A Warning for Hedge Funds
As of the moment, there is no mass exodus of public pension funds from hedge funds. In fact the proposed cut by CalPERS is contrary to the trend of higher allocation to hedge funds by the large retirement funds in the US. Early this year, Pensions & Investments had published data from a survey that showed that in the year ended Sept. 30, assets invested in hedge funds by benefit plans grew faster than all other large alternative investment asset class.

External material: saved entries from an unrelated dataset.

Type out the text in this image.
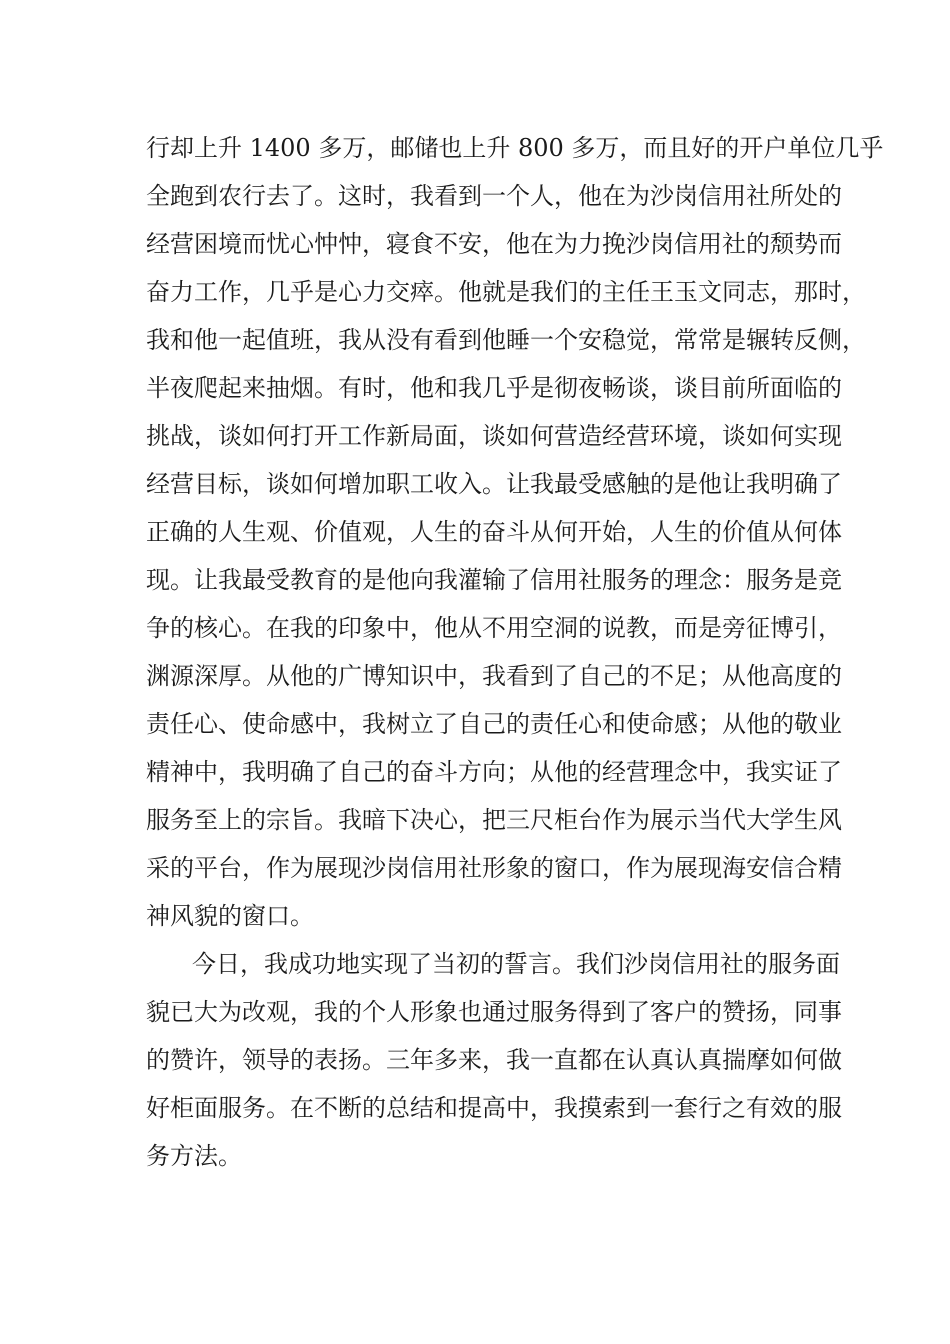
行却上升 1400 多万，邮储也上升 800 多万，而且好的开户单位几乎
全跑到农行去了。这时，我看到一个人，他在为沙岗信用社所处的
经营困境而忧心忡忡，寝食不安，他在为力挽沙岗信用社的颓势而
奋力工作，几乎是心力交瘁。他就是我们的主任王玉文同志，那时，
我和他一起值班，我从没有看到他睡一个安稳觉，常常是辗转反侧，
半夜爬起来抽烟。有时，他和我几乎是彻夜畅谈，谈目前所面临的
挑战，谈如何打开工作新局面，谈如何营造经营环境，谈如何实现
经营目标，谈如何增加职工收入。让我最受感触的是他让我明确了
正确的人生观、价值观，人生的奋斗从何开始，人生的价值从何体
现。让我最受教育的是他向我灌输了信用社服务的理念：服务是竞
争的核心。在我的印象中，他从不用空洞的说教，而是旁征博引，
渊源深厚。从他的广博知识中，我看到了自己的不足；从他高度的
责任心、使命感中，我树立了自己的责任心和使命感；从他的敬业
精神中，我明确了自己的奋斗方向；从他的经营理念中，我实证了
服务至上的宗旨。我暗下决心，把三尺柜台作为展示当代大学生风
采的平台，作为展现沙岗信用社形象的窗口，作为展现海安信合精
神风貌的窗口。
今日，我成功地实现了当初的誓言。我们沙岗信用社的服务面
貌已大为改观，我的个人形象也通过服务得到了客户的赞扬，同事
的赞许，领导的表扬。三年多来，我一直都在认真认真揣摩如何做
好柜面服务。在不断的总结和提高中，我摸索到一套行之有效的服
务方法。
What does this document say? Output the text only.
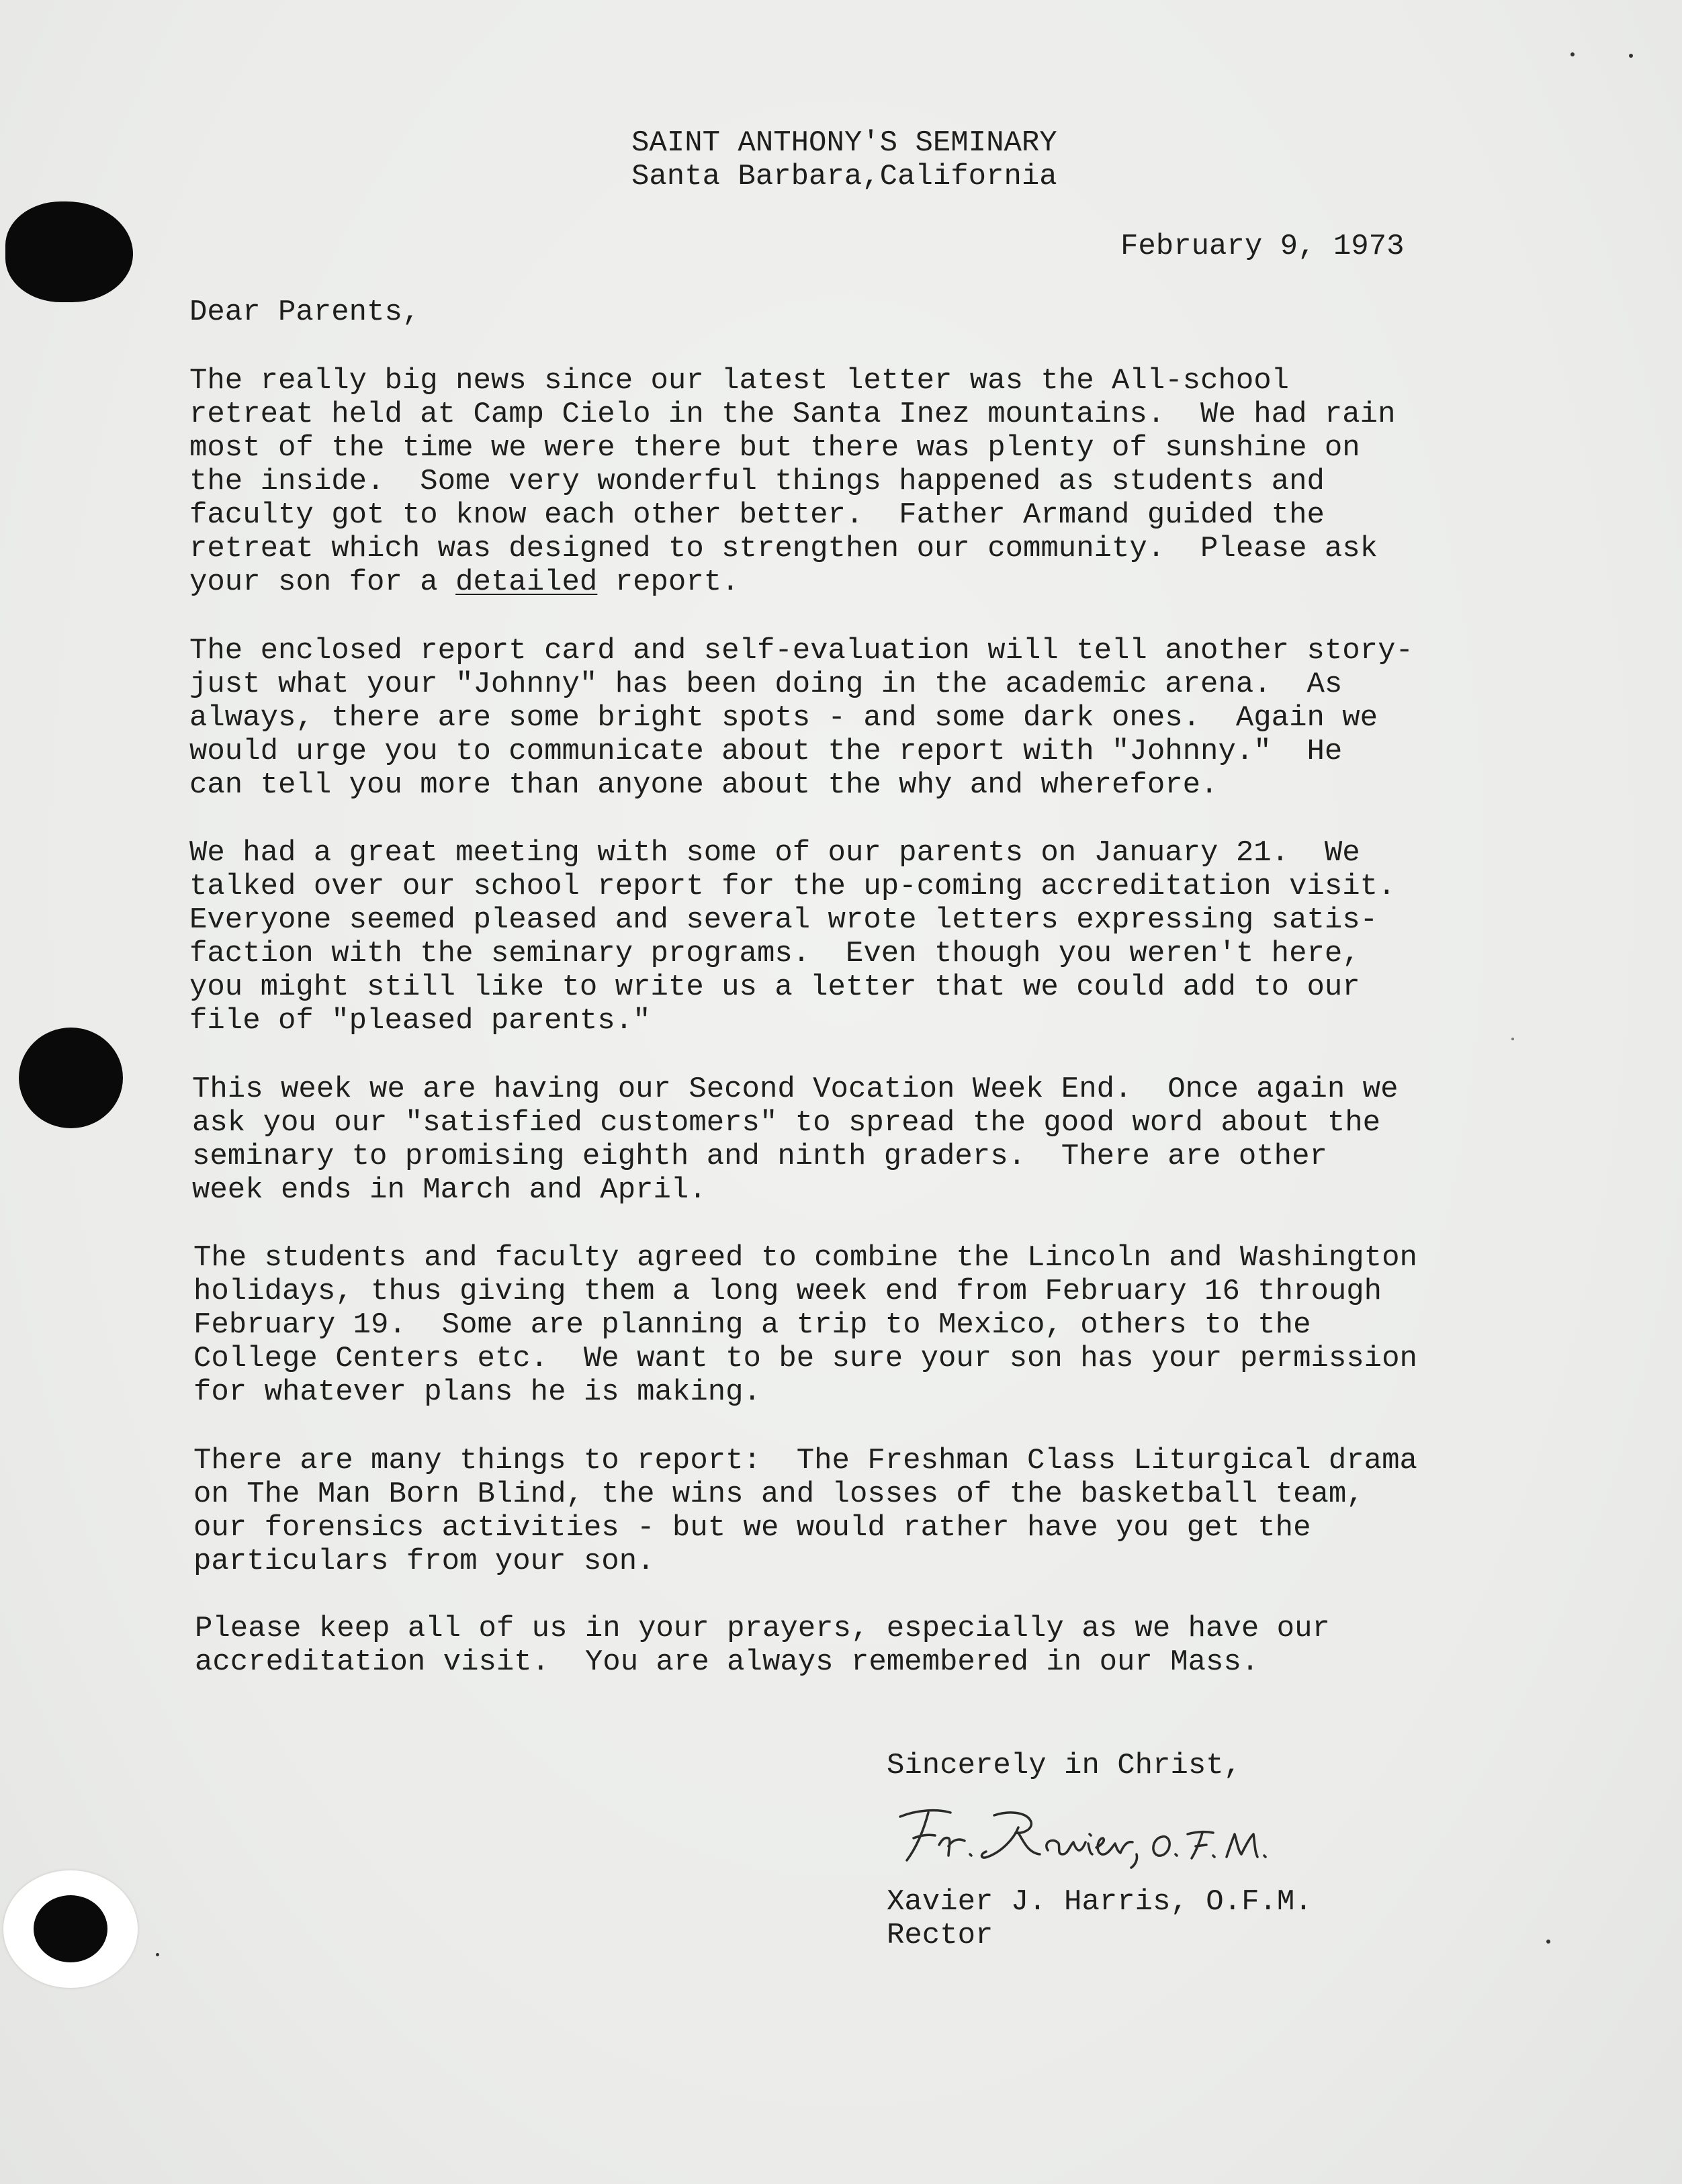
SAINT ANTHONY'S SEMINARY
Santa Barbara,California
February 9, 1973
Dear Parents,
The really big news since our latest letter was the All-school
retreat held at Camp Cielo in the Santa Inez mountains.  We had rain
most of the time we were there but there was plenty of sunshine on
the inside.  Some very wonderful things happened as students and
faculty got to know each other better.  Father Armand guided the
retreat which was designed to strengthen our community.  Please ask
your son for a detailed report.
The enclosed report card and self-evaluation will tell another story-
just what your "Johnny" has been doing in the academic arena.  As
always, there are some bright spots - and some dark ones.  Again we
would urge you to communicate about the report with "Johnny."  He
can tell you more than anyone about the why and wherefore.
We had a great meeting with some of our parents on January 21.  We
talked over our school report for the up-coming accreditation visit.
Everyone seemed pleased and several wrote letters expressing satis-
faction with the seminary programs.  Even though you weren't here,
you might still like to write us a letter that we could add to our
file of "pleased parents."
This week we are having our Second Vocation Week End.  Once again we
ask you our "satisfied customers" to spread the good word about the
seminary to promising eighth and ninth graders.  There are other
week ends in March and April.
The students and faculty agreed to combine the Lincoln and Washington
holidays, thus giving them a long week end from February 16 through
February 19.  Some are planning a trip to Mexico, others to the
College Centers etc.  We want to be sure your son has your permission
for whatever plans he is making.
There are many things to report:  The Freshman Class Liturgical drama
on The Man Born Blind, the wins and losses of the basketball team,
our forensics activities - but we would rather have you get the
particulars from your son.
Please keep all of us in your prayers, especially as we have our
accreditation visit.  You are always remembered in our Mass.
Sincerely in Christ,
Xavier J. Harris, O.F.M.
Rector
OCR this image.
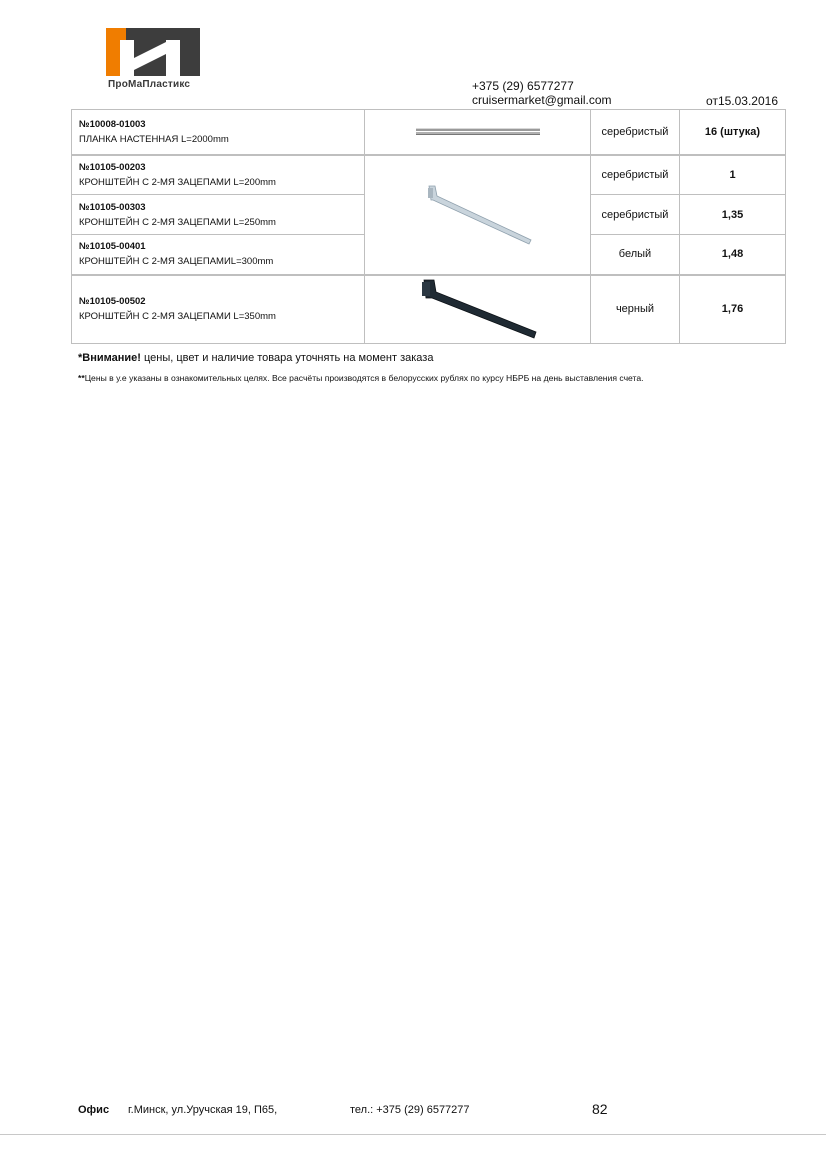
ПроМаПластикс	+375 (29) 6577277
cruisermarket@gmail.com	от15.03.2016
№10008-01003
ПЛАНКА НАСТЕННАЯ L=2000mm		серебристый	16 (штука)

№10105-00203
КРОНШТЕЙН С 2-МЯ ЗАЦЕПАМИ L=200mm		серебристый	1

№10105-00303
КРОНШТЕЙН С 2-МЯ ЗАЦЕПАМИ L=250mm		серебристый	1,35

№10105-00401
КРОНШТЕЙН С 2-МЯ ЗАЦЕПАМИL=300mm		белый	1,48

№10105-00502
КРОНШТЕЙН С 2-МЯ ЗАЦЕПАМИ L=350mm		черный	1,76
*Внимание! цены, цвет и наличие товара уточнять на момент заказа
**Цены в у.е указаны в ознакомительных целях. Все расчёты производятся в белорусских рублях по курсу НБРБ на день выставления счета.
Офис г.Минск, ул.Уручская 19, П65,	тел.: +375 (29) 6577277	82
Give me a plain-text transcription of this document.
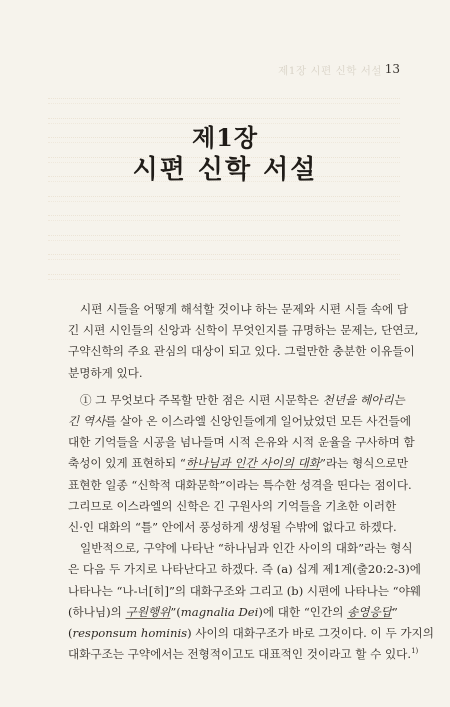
제1장 시편 신학 서설 13
제1장
시편 신학 서설
시편 시들을 어떻게 해석할 것이냐 하는 문제와 시편 시들 속에 담
긴 시편 시인들의 신앙과 신학이 무엇인지를 규명하는 문제는, 단연코,
구약신학의 주요 관심의 대상이 되고 있다. 그럴만한 충분한 이유들이
분명하게 있다.
① 그 무엇보다 주목할 만한 점은 시편 시문학은 천년을 헤아리는
긴 역사를 살아 온 이스라엘 신앙인들에게 일어났었던 모든 사건들에
대한 기억들을 시공을 넘나들며 시적 은유와 시적 운율을 구사하며 함
축성이 있게 표현하되 “하나님과 인간 사이의 대화”라는 형식으로만
표현한 일종 “신학적 대화문학”이라는 특수한 성격을 띤다는 점이다.
그리므로 이스라엘의 신학은 긴 구원사의 기억들을 기초한 이러한
신·인 대화의 “틀” 안에서 풍성하게 생성될 수밖에 없다고 하겠다.
일반적으로, 구약에 나타난 “하나님과 인간 사이의 대화”라는 형식
은 다음 두 가지로 나타난다고 하겠다. 즉 (a) 십계 제1계(출20:2-3)에
나타나는 “나-너[히]”의 대화구조와 그리고 (b) 시편에 나타나는 “야웨
(하나님)의 구원행위”(magnalia Dei)에 대한 “인간의 송영응답”
(responsum hominis) 사이의 대화구조가 바로 그것이다. 이 두 가지의
대화구조는 구약에서는 전형적이고도 대표적인 것이라고 할 수 있다.$^{1)}$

Despite recent increased allocation to hedge funds by several large public pension funds, CalPERS’ plan to cut hedge fund allocation is a significant development. It is one of the earliest US public pension funds to invest in hedge funds and its moves are widely followed in the pension funds circle.
Impact on Job Market
CalPERS’ decision to pare down its hedge fund investments by itself likely won’t have an adverse effect on the hedge fund job market in the near-term, considering that the hedge fund industry is still attracting increased allocations from many other public pension funds. However given the influential position of CalPERS among large US pension funds, its decision to chop its hedge fund allocation is sure to attract the attention of other large hedge fund investors and could prompt others also to review their hedge fund allocation policy.